An individual "suspect" file is typically viewed manually in an editor (usually one that has clj-kondo support enabled) and examined for "issues".

In practice, testing the grammar against appropriate Clojure source from Clojars has been the most useful in finding issues with the grammar. The lack of a specification for Clojure increased the difficulty of creating an appropriate grammar, but having a large sample of code to test against helped to mitigate this a bit. On more than one occasion some version of the grammar failed to parse some legitimate Clojure source and subsequent investigation revealed that the grammar had not accounted for an uncommom and/or unanticipated usage.

But...

This method has a significant weakness as there could be cases where tree-sitter would parse successfully but the result could be inappropriate. For example, if the grammar definition was faulty, something which should be parsed as a symbol might end up parsed as a number with no error reported.

To partially address this issue, generative / property-based testing was attempted.

Generative testing via Hypothesis

Initially, some effort was made to use test.check. However, an outstanding issue with test.check (aka TCHECK-112) seemed very likely to be relevant for the types of tests being considered. Also, the approach used libpython-clj to call tree-sitter via Python bindings for tree-sitter. Although invoking tree-sitter via Python worked, it was awkward to connect this with test.check. For the above reasons, the test.check + libpython-clj approach (neat as it was) was abandoned.

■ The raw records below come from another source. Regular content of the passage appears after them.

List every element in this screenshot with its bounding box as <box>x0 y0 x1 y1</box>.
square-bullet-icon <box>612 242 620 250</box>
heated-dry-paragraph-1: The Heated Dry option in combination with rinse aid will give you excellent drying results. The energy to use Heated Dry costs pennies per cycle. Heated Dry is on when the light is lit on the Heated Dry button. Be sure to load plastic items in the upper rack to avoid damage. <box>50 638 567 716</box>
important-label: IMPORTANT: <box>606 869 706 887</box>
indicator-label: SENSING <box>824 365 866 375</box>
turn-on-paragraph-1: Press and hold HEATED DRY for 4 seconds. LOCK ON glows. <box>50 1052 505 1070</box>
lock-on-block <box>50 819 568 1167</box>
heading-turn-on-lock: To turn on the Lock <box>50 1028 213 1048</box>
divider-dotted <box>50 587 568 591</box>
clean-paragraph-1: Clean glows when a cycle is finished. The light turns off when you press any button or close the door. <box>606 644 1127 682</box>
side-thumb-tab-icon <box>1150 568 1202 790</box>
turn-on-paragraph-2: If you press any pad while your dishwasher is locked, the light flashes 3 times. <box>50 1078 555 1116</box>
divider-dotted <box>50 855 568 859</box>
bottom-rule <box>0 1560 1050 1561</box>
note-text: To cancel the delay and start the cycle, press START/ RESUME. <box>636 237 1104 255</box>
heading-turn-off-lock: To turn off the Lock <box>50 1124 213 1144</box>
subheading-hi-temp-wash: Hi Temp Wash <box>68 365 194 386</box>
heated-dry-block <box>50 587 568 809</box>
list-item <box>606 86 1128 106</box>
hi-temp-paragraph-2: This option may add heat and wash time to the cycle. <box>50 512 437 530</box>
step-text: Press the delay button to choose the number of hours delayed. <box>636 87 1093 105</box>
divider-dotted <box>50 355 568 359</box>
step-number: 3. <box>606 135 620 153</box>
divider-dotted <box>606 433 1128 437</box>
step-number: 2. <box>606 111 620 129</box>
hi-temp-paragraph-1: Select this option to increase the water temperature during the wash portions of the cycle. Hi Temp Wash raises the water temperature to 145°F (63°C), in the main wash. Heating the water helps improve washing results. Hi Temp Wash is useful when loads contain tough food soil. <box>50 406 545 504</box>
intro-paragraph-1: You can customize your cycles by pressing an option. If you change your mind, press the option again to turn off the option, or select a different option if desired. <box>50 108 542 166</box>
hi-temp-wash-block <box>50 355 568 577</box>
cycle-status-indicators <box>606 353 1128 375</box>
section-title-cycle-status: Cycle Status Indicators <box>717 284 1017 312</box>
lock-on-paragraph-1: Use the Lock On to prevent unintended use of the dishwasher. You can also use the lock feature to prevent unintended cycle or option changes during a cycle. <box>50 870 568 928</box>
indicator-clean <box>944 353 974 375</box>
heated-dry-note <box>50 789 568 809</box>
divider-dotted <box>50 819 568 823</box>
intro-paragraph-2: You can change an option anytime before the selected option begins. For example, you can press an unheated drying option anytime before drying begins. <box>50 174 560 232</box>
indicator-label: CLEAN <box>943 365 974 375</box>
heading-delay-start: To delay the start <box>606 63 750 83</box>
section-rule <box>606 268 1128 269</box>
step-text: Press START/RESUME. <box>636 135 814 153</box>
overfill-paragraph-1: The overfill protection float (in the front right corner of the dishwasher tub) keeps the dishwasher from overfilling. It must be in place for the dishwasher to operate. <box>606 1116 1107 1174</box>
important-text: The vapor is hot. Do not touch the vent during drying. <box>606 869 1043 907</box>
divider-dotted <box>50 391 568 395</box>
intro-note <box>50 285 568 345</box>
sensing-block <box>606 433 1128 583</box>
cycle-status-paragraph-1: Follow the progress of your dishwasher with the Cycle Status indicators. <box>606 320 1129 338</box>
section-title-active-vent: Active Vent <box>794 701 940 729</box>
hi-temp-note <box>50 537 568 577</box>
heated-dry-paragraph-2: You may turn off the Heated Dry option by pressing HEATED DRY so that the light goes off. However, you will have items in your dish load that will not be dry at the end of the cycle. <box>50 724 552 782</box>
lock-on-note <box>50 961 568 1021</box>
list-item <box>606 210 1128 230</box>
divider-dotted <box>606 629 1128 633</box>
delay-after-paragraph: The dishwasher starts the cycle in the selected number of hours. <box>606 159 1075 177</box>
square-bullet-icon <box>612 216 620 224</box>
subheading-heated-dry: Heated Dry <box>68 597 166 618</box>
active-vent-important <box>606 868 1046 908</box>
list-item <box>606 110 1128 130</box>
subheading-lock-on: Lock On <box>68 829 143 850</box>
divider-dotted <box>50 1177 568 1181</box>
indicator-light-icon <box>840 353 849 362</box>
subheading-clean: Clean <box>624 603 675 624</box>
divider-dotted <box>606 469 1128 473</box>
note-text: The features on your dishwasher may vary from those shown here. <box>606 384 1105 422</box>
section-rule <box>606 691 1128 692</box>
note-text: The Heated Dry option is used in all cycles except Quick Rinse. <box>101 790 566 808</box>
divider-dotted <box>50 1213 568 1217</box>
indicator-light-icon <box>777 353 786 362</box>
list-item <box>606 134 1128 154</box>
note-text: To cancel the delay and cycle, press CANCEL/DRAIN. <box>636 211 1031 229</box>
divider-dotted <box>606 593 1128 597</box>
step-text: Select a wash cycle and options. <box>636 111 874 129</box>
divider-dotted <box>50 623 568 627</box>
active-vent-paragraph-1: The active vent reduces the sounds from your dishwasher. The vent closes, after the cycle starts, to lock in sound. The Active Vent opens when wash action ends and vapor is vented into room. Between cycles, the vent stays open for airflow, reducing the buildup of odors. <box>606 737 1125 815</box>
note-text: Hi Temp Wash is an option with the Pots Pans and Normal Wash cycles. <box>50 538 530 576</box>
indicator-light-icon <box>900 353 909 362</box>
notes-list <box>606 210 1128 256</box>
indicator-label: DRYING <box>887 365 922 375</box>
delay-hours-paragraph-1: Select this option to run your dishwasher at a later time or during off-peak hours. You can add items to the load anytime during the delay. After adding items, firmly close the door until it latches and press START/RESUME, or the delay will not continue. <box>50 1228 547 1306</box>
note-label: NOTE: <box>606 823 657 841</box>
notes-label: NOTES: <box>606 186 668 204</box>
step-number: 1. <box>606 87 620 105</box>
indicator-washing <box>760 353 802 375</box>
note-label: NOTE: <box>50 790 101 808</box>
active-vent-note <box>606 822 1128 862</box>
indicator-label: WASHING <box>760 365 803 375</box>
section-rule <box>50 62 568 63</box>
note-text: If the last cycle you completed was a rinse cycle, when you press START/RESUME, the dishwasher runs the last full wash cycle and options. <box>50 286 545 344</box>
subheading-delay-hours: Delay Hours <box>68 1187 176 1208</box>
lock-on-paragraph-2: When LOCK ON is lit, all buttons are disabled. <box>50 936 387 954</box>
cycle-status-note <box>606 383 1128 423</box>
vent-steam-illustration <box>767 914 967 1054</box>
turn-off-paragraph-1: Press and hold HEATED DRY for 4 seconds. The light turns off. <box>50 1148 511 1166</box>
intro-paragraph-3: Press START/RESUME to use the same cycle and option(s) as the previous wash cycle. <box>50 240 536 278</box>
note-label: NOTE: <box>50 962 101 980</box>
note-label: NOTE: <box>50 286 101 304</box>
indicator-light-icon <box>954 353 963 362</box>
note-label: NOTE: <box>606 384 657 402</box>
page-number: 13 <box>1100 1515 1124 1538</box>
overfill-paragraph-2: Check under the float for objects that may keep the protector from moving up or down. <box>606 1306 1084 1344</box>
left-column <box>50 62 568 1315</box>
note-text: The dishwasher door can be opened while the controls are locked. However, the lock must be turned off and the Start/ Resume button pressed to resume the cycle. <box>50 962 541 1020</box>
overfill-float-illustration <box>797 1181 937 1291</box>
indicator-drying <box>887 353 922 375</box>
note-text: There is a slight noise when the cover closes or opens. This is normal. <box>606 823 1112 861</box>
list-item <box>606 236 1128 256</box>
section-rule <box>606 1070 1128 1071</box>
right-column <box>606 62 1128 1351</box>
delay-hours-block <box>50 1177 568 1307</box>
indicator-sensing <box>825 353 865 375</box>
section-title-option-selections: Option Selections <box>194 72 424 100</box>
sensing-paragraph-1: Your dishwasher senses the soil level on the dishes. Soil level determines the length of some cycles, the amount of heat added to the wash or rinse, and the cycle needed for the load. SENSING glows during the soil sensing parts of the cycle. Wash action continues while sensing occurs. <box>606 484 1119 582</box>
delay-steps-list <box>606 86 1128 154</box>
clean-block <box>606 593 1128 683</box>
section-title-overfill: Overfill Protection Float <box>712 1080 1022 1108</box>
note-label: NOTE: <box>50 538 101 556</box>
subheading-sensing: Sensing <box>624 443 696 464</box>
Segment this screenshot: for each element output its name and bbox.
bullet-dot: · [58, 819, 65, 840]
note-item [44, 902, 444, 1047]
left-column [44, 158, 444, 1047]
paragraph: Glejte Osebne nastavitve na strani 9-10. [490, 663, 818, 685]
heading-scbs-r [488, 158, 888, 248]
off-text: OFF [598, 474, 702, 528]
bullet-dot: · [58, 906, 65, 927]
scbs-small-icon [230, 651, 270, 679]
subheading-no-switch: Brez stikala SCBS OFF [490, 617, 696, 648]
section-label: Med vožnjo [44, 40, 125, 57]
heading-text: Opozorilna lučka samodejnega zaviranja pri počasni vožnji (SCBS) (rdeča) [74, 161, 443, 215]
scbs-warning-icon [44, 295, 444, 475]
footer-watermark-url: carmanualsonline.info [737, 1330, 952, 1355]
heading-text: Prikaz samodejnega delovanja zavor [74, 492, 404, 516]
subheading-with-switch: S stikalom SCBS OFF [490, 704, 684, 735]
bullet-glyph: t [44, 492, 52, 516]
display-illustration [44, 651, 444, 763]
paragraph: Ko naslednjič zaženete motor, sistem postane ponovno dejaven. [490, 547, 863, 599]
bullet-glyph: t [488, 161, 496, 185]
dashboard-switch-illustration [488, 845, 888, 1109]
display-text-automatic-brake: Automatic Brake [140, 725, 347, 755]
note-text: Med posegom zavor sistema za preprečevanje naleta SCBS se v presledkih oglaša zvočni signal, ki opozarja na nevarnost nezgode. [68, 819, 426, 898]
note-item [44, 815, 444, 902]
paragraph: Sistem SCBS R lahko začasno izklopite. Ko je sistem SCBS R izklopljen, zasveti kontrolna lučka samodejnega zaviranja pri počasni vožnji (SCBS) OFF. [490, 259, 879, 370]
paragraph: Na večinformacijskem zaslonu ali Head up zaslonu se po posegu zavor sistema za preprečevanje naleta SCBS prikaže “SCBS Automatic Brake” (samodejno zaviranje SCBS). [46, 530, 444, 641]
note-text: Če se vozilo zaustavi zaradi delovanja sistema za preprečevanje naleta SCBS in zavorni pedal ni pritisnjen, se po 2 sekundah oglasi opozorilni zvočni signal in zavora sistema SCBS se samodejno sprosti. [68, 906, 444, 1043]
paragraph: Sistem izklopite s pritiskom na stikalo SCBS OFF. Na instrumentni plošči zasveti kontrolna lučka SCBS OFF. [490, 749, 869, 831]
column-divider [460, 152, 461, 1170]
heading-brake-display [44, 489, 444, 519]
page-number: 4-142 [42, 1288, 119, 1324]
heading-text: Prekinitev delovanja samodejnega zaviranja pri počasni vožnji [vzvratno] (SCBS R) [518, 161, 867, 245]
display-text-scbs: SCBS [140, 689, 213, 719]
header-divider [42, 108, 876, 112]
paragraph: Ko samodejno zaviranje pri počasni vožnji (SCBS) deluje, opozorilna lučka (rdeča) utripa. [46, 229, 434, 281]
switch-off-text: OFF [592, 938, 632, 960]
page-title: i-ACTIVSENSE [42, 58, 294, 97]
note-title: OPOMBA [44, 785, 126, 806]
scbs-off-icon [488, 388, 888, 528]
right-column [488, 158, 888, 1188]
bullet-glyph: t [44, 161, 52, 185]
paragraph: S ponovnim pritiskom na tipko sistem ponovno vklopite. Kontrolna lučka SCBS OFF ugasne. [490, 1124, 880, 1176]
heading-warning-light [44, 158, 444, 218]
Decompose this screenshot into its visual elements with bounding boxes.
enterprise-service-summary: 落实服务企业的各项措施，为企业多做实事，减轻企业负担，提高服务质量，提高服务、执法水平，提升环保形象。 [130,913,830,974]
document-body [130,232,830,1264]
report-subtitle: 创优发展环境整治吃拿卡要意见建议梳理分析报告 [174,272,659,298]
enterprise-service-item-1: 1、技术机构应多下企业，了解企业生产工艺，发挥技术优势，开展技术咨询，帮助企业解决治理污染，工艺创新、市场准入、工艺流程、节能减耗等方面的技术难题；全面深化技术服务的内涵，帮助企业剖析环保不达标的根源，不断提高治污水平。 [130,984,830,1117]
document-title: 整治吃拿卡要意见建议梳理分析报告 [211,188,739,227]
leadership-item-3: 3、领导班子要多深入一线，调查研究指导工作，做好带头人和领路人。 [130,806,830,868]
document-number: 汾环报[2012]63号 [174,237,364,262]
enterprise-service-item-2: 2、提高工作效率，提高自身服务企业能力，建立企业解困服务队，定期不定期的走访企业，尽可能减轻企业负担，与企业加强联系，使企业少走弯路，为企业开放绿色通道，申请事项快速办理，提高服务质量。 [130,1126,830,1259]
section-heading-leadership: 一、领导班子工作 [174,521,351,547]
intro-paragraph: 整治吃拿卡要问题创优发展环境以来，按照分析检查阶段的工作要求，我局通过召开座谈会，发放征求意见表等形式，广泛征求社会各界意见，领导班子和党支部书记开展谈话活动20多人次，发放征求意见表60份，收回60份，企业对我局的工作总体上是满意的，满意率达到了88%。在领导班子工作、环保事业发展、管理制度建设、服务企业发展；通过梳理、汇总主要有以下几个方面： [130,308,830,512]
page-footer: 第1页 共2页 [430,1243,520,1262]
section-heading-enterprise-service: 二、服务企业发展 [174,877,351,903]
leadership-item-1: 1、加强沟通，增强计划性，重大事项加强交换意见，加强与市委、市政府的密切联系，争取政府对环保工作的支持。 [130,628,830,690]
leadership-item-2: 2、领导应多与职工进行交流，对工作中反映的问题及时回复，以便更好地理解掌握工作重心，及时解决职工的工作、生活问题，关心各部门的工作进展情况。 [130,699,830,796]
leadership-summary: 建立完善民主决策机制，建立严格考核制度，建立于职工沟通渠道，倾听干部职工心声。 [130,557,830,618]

Interestingly, Python's Hypothesis doesn't suffer from test.check's "long-standing Hard Problem" so that was given a try. prop-test-ts-clj and hypothesis-grammar-clojure are the resulting bits.

At least one issue was discovered and it also turned out that parcera was affected.

The code was also adapted a bit to test Calva. Some issues were discovered and reported upstream.

But...

A drawback of this approach is that details of the tree-sitter-clojure grammar became embedded in the tests. One consequence is that if tree-sitter-clojure's grammar changes, then the tests may need to be updated to reflect changes in the grammar (if there is an intent to continue to use them).

Summary

tree-sitter-clojure has been tested in a variety ways attempting to address various real-world constraints (e.g. lack of a language specification, limitations of tree-sitter's approach for a language with extensible syntax, etc.). AFAICT, for what it sets out to do, it seems to work pretty well so far.